The children’s table on the terrace of the house on 122nd Ave. My cousins. Uncle Norton’s loud laughter. I was 11 years old.
Coming “home” for Christmas: “Isn’t the tree beautiful? my mother asked. “Gorgeous,” I replied. The tree hadn’t been watered in weeks. It was dried out and a fire hazard. My parents were suddenly much older than I realized.
A short cry on the monitor and I’m back in the present. The Kid must be dreaming. I implement the pause, count to three, and wait. He settles back down. I water the Christmas tree.
The Christmas Season is a tough one to get through. It’s not because of the ghosts. They are always around — memories are always keen to remind you of your past; people are always ready to confront you with your present; and the future, we are told and hope, is always being molded. Christmas is tough because it’s known as “the most wonderful time of the year.” “Wonderful,” however, is a tough adjective to survive. Most words wither next to it. Think about it.
Even assuming perfection, who can survive wonderful? Can anybody really survive wonderful 24/7 for an entire season? The Hallmark Channel does its best with its annual affliction of nonstop Christmas movies. Pandora, Amazon Music, and Spotify each sport multiple Holiday music channels practically year-round.
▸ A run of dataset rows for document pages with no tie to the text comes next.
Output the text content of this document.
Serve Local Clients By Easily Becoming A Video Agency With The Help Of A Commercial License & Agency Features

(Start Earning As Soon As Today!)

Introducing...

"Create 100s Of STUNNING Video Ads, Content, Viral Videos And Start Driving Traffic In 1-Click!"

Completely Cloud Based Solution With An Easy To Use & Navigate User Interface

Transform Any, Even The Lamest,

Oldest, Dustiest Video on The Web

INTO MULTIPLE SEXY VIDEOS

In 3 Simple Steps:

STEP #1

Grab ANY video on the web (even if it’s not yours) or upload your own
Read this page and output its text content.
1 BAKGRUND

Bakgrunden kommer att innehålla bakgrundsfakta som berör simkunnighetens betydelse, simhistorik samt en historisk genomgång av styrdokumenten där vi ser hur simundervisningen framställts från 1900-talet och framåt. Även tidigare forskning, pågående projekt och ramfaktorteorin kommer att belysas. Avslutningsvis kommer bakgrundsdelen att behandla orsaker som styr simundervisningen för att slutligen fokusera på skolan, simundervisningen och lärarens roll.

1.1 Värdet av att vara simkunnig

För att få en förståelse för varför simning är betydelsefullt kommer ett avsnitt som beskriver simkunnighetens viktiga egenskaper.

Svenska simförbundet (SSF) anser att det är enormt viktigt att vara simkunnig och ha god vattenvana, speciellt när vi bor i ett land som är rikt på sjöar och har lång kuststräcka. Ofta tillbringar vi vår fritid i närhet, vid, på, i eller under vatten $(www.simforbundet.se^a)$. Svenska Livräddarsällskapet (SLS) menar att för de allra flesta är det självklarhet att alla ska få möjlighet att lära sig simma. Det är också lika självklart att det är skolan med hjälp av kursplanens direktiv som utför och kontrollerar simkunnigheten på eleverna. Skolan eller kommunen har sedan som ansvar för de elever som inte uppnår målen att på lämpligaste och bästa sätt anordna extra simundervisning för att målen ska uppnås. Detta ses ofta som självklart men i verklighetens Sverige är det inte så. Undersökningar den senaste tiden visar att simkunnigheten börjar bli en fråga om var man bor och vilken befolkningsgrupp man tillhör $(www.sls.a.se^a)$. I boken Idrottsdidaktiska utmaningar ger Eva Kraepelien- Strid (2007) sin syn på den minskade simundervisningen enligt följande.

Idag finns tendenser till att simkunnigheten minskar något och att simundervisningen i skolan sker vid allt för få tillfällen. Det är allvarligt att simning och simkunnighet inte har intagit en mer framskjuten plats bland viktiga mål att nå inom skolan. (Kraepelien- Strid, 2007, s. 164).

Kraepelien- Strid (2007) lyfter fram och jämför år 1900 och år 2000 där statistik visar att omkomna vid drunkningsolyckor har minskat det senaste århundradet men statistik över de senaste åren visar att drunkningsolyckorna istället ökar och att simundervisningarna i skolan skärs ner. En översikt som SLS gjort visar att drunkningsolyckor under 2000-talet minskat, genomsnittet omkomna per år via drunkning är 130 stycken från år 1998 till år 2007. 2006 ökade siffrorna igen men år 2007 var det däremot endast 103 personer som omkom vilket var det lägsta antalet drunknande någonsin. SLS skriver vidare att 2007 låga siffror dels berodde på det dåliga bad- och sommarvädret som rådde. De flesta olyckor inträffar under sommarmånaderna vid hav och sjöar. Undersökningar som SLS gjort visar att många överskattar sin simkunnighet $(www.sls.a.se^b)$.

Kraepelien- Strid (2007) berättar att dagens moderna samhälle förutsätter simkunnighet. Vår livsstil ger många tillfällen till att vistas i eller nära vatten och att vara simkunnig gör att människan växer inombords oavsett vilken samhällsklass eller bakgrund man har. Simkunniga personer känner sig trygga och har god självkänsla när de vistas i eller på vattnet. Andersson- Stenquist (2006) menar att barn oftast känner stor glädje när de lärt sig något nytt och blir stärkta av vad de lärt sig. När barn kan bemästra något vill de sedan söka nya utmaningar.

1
The Christmas creep starts earlier and earlier. This year I saw a store put Christmas decorations up before Halloween had passed — screw Thanksgiving. And, we are expected to keep up. Regardless of religion, regardless of politics, regardless of beliefs. I will be merry, I will be bright — whether or not I will be white is still up for debate (i.e. whether ethnicity and race are conflated).
Bah humbug. Wonderful is exhausting.
So, this year we aimed for ordinary. The decorations went up at some point. The cards went out. The Kid did not get a new Christmas outfit. We managed to make some gingerbread ninjas. And, Noche Buena was a semi-traditional Cuban delight. The Christmas Puzzle (a tradition we started last year — nothing like long-held traditions) is unassembled and in the box; so are the gingerbread houses, and gingerbread sweaters (overachieve much?). We saw Santa and got a picture; all three of us. Santa, two dads, and a baby. Classic. Ordinary.
As for all of the wonderful plans that could have been, they will have to wait. The journey, is not a race, it’s a stroll. We’re in no hurry to get to the destination. And, if we race, we would certainly race by moments like this:
On Christmas morning, at all of 18 months, The Kid doesn’t distinguish Christmas Day from any other day of the year. He looked at the Christmas tree with all of the presents Santa had left and registered, in a word: nothing. We coaxed him into unwrapping his packages — engaging him in the fun of destroying paper. This, of course, he thoroughly loved. With every rip and every tear, he let out a squeal of delight and began spinning like a whirling dervish.
It was wonderful.
Beautiful memory Alex. Here with your 4 mos. old namesake. She exchanges delighted nonsense syllables with me and stares at the tree…after all…lights. How to slow down these moments?